Since the Sino-American relations have become more confrontational, there has been a lot of talking about a new Cold War. There are at least three reasons why there is a huge difference between the past Soviet Union – US and current US – China confrontation.
Firstly, the Cold War was based on a global peace agreement for the planet, the Yalta Agreement. It divided the world into two spheres of influence, making clear that neither contender should have created problems for the other. And so it was, with a few exceptions, which did not result in an open nuclear war anyway.
So much so that when the Pentagon decided to target Moscow by placing the missiles at NATO bases in Turkey, Khrushchev sent the ships to Cuba and Kennedy‘s advisers understood that the agreements had to be respected.
Probably for the same reason, Che Guevara died in Bolivia, if it is true that the Communists of that country received instructions from Moscow not to help him in order to respect US influence in South America.
China vs United States
The current political, economic and military conflict between China and the US is not based on any agreement! On the contrary, it is growing by the day.
Beijing wants to control a vital area of the South Pacific that has been American responsibility since the end of War World II. We are talking about the waters of the South China Sea, the Taiwan Strait, the archipelagos of the Philippines, the Sea of Japan, the Yellow Sea, etc.
In addition, Beijing is questioning the French and English neo-colonialism in Africa in order to install its own. In Europe China seeks support from the European Union, promising the moon with the future Silk Road.
Secondly, the Cold War was an ideological war between liberal capitalism and Marxist totalitarianism, in a world where the prospect of an international communist revolution had not yet completely vanished, and where the obedience of Western Europe countries to Moscow was a real danger.
Today, no one in the West seriously thinks of adopting a political system like Beijing’s. China’s illiberal regime is condemned everywhere, and no brainwash threatens the conscience of industrialized countries.
Lastly, the Cold War was not an economic war.

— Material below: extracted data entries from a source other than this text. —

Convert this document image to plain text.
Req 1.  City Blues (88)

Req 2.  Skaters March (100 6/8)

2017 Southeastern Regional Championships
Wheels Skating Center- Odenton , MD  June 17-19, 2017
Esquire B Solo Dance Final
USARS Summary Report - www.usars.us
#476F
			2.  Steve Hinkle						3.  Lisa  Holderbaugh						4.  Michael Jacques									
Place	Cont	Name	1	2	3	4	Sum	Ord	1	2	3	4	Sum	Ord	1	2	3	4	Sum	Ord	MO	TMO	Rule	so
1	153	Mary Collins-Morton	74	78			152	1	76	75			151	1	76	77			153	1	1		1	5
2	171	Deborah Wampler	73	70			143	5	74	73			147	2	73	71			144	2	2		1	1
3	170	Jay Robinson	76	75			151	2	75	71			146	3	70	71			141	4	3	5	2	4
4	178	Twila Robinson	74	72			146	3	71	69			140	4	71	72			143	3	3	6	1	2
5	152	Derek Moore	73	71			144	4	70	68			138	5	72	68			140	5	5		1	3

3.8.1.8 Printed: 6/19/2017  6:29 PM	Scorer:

Trade between the two blocs was kept to a minimum, the ruble had no legal tender in the West and there were no listed private multinational company in the Soviet Union which could threaten the supremacy of the dollar.
Today with China everything is different: on the one hand, because trade between Beijing and Washington is at sidereal levels; on the other hand, because the Chinese hold huge amounts of American valuable currency and support US public debt.